One defining characteristic of humans is their unusually cooperative nature, which is unparalleled among animals. The scope and willingness of modern humans to behave altruistically—to help others at a cost to themselves—demands explanation, as the existence of costly behavior seemingly defies natural selection. Therefore, one important goal for evolutionary anthropologists is to understand the nature and evolution of altruism. Like humans, many Old World monkeys rely on cooperation to navigate their social worlds; however, whether cooperation in these monkeys is shaped by similar functional and proximate mechanisms is unknown. Yet this information is essential for understanding how and when human forms of cooperation evolved.

Rhesus macaque grooming on Cayo Santiago. Photo credit: Dr. Carol Berman

Rhesus macaque grooming on Cayo Santiago. Photo credit: Dr. Carol Berman

My dissertation will examine cooperative exchanges among free-ranging rhesus macaques (Macaca mulatta) on Cayo Santiago, focusing on one hypothetical model of cooperation: biological markets theory.
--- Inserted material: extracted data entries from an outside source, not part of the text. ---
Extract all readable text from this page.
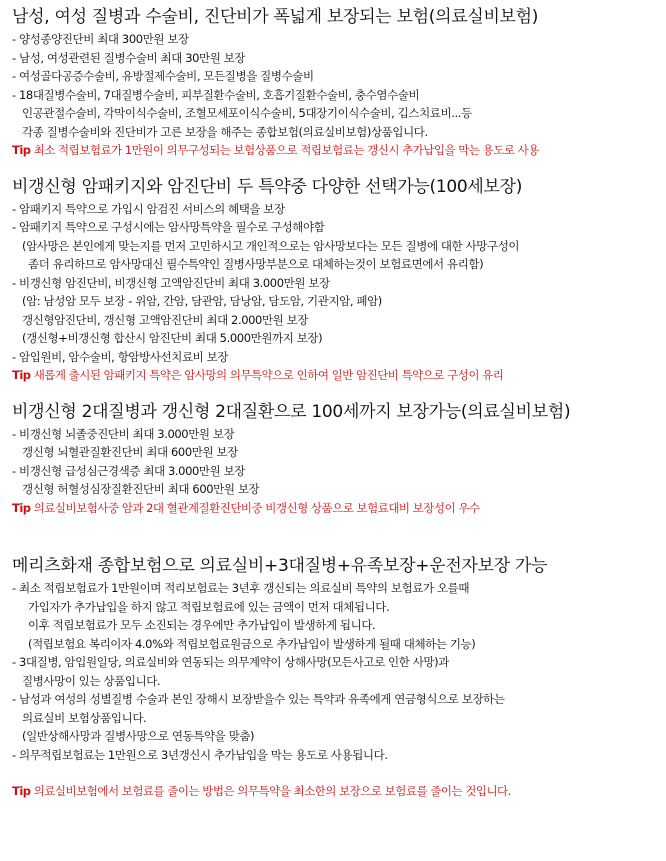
남성, 여성 질병과 수술비, 진단비가 폭넓게 보장되는 보험(의료실비보험)
- 양성종양진단비 최대 300만원 보장
- 남성, 여성관련된 질병수술비 최대 30만원 보장
- 여성골다공증수술비, 유방절제수술비, 모든질병을 질병수술비
- 18대질병수술비, 7대질병수술비, 피부질환수술비, 호흡기질환수술비, 충수염수술비
인공관절수술비, 각막이식수술비, 조혈모세포이식수술비, 5대장기이식수술비, 깁스치료비...등
각종 질병수술비와 진단비가 고른 보장을 해주는 종합보험(의료실비보험)상품입니다.
Tip 최소 적립보험료가 1만원이 의무구성되는 보험상품으로 적립보험료는 갱신시 추가납입을 막는 용도로 사용
비갱신형 암패키지와 암진단비 두 특약중 다양한 선택가능(100세보장)
- 암패키지 특약으로 가입시 암검진 서비스의 혜택을 보장
- 암패키지 특약으로 구성시에는 암사망특약을 필수로 구성해야함
(암사망은 본인에게 맞는지를 먼저 고민하시고 개인적으로는 암사망보다는 모든 질병에 대한 사망구성이
좀더 유리하므로 암사망대신 필수특약인 질병사망부분으로 대체하는것이 보험료면에서 유리함)
- 비갱신형 암진단비, 비갱신형 고액암진단비 최대 3.000만원 보장
(암: 남성암 모두 보장 - 위암, 간암, 담관암, 담낭암, 담도암, 기관지암, 폐암)
갱신형암진단비, 갱신형 고액암진단비 최대 2.000만원 보장
(갱신형+비갱신형 합산시 암진단비 최대 5.000만원까지 보장)
- 암입원비, 암수술비, 항암방사선치료비 보장
Tip 새롭게 출시된 암패키지 특약은 암사망의 의무특약으로 인하여 일반 암진단비 특약으로 구성이 유리
비갱신형 2대질병과 갱신형 2대질환으로 100세까지 보장가능(의료실비보험)
- 비갱신형 뇌졸중진단비 최대 3.000만원 보장
갱신형 뇌혈관질환진단비 최대 600만원 보장
- 비갱신형 급성심근경색증 최대 3.000만원 보장
갱신형 허혈성심장질환진단비 최대 600만원 보장
Tip 의료실비보험사중 암과 2대 혈관계질환진단비중 비갱신형 상품으로 보험료대비 보장성이 우수
메리츠화재 종합보험으로 의료실비+3대질병+유족보장+운전자보장 가능
- 최소 적립보험료가 1만원이며 적리보험료는 3년후 갱신되는 의료실비 특약의 보험료가 오를때
가입자가 추가납입을 하지 않고 적립보험료에 있는 금액이 먼저 대체됩니다.
이후 적립보험료가 모두 소진되는 경우에만 추가납입이 발생하게 됩니다.
(적립보험요 복리이자 4.0%와 적립보험료원금으로 추가납입이 발생하게 될때 대체하는 기능)
- 3대질병, 암입원일당, 의료실비와 연동되는 의무계약이 상해사망(모든사고로 인한 사망)과
질병사망이 있는 상품입니다.
- 남성과 여성의 성별질병 수술과 본인 장해시 보장받을수 있는 특약과 유족에게 연금형식으로 보장하는
의료실비 보험상품입니다.
(일반상해사망과 질병사망으로 연동특약을 맞춤)
- 의무적립보험료는 1만원으로 3년갱신시 추가납입을 막는 용도로 사용됩니다.
Tip 의료실비보험에서 보험료를 줄이는 방법은 의무특약을 최소한의 보장으로 보험료를 줄이는 것입니다.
One tenant of this theory is that exchanges conform to supply and demand principles; however, the evidence for supply and demand based exchanges among primates remains inconclusive, at least partly because no study has closely examined the possibly complicating variable of stress. This study will focus on exchanges of grooming for sex and for infant handling. Are apparent supply and demand relationships artifacts of, or mediated by stress (measured both behaviorally and physiologically)? Understanding possible proximate mechanisms behind exchanges, such as stress, may help reveal parallels or discontinuities in the way these primate markets typically operate compared to human markets, which do not characteristically involve mediation by stress. Importantly, evidence of supply and demand principles among primates (or not) will help elucidate whether particular manifestations of human market systems have early origins in nonhuman primate ancestors, or whether they arose independently in early hominins.